Chronik

Die Eislaufrunde im Salzburger Volksgarten steht - und wartet darauf, öffnen zu dürfen

Ein 240 Meter langer Rundkurs führt unter freiem Himmel über das Gelände und verbindet zwei neue Eisflächen miteinander. Das neue Angebot richtet sich an Familien und Hobbyeisläufer, die in den vergangenen Jahren aus der Eisarena vertrieben wurden.

Kleine Unebenheiten sind noch drinnen, aber noch ist an ein Öffnen für den Publikumslauf ohnehin nicht zu denken. Erst wenn die Maßnahmen zur Eindämmung der Coronapandemie wieder gelockert werden, könnte erst einmal eine begrenzte Anzahl von vielleicht 100 Eisläufern über die neue "Eiszauber"-Runde flitzen. Er hoffe, dass die Eislaufflächen, die im Freien seien, so behandelt würden wie der Wintersport, sagt SPÖ-Vizebürgermeister Bernhard Auinger (SPÖ). An eine Öffnung vor Mitte Dezember glaubt er nicht. "Vielleicht", meint er, wäre es möglich, dass einzelne Schulklassen (die dafür keinen Eintritt bezahlen müssten) ihren Turnunterricht auf der neuen Eisfläche abhalten dürfen. Aber auch dazu brauche es eine Genehmigung der Behörde.
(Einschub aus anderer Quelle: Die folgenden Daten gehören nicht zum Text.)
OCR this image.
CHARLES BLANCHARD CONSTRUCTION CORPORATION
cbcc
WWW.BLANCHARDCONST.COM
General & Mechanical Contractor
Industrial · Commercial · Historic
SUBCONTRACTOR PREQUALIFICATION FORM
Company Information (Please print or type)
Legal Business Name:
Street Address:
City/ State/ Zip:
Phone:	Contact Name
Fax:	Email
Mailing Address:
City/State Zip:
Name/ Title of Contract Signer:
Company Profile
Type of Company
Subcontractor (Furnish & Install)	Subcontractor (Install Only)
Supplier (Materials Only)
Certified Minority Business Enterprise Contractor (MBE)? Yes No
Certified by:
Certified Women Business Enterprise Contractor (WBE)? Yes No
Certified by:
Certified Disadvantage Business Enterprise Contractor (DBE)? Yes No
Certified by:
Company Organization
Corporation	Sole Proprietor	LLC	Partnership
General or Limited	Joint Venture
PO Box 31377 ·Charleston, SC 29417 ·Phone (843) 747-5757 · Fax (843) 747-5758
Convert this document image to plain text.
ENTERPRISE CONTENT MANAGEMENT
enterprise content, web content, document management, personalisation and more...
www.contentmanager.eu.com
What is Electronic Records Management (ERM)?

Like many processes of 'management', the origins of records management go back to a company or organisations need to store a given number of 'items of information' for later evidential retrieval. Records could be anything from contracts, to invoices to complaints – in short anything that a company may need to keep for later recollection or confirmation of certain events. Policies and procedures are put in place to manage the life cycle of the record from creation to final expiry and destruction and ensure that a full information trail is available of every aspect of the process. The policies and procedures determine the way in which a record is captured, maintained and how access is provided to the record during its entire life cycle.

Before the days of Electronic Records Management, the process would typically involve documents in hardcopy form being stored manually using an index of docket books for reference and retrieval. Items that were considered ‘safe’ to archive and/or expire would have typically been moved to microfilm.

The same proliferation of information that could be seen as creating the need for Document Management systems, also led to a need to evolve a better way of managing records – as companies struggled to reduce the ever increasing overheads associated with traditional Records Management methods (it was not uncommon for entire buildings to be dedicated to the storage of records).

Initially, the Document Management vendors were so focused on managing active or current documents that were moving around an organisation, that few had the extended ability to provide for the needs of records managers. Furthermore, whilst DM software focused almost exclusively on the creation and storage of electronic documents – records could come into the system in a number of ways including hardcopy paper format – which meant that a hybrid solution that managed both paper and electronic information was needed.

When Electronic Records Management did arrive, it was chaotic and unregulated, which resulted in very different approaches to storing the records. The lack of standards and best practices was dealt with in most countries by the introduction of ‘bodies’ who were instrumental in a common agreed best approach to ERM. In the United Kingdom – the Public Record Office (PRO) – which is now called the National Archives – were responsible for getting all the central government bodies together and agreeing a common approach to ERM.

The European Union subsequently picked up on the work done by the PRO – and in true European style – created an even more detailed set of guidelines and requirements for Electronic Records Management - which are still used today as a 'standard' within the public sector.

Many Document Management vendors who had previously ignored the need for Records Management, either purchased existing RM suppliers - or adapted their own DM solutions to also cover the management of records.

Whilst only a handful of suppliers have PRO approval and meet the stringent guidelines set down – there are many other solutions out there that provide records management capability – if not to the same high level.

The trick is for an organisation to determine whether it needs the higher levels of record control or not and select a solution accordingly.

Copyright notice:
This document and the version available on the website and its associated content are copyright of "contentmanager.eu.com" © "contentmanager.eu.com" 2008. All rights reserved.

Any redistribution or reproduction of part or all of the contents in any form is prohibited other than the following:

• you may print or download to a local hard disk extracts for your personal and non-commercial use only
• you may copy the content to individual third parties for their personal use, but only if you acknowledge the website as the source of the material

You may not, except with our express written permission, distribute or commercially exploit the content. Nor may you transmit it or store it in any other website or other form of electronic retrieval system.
Denn die jetzt aufgebaute Anlage samt Eis werde ohnehin auf Stand-by gehalten. Sobald es das Okay gebe, sei der Eiszauber innerhalb von zwei, maximal drei Tagen betriebsbereit. "Wir sind da schneller, als jede neue Verordnung online geht", betont Roland Oberhauser, der Leiter der städtischen Betriebe.

600 Meter Strom- und 200 Meter Wasserleitungen sind von den Mitarbeitern des städtischen Bauhofs unterirdisch verlegt worden, bevor mit dem Aufbau begonnen werden konnte. Eine 240 Meter lange Bahn, die sich durch das Areal schlängelt, verbindet zwei neue Eisflächen miteinander. Insgesamt sind so 1400 Quadratmeter neue Eisfläche entstanden. Gekostet hat das Ganze 550.000 Euro inklusive aller Beleuchtungsmaßnahmen. Denn für die entsprechende Stimmung sorgen 100 kleine Christbäume, die ebenso wie die Bahn selbst sowie eine große Trauerweide und ein Ahornbaum beleuchtet werden.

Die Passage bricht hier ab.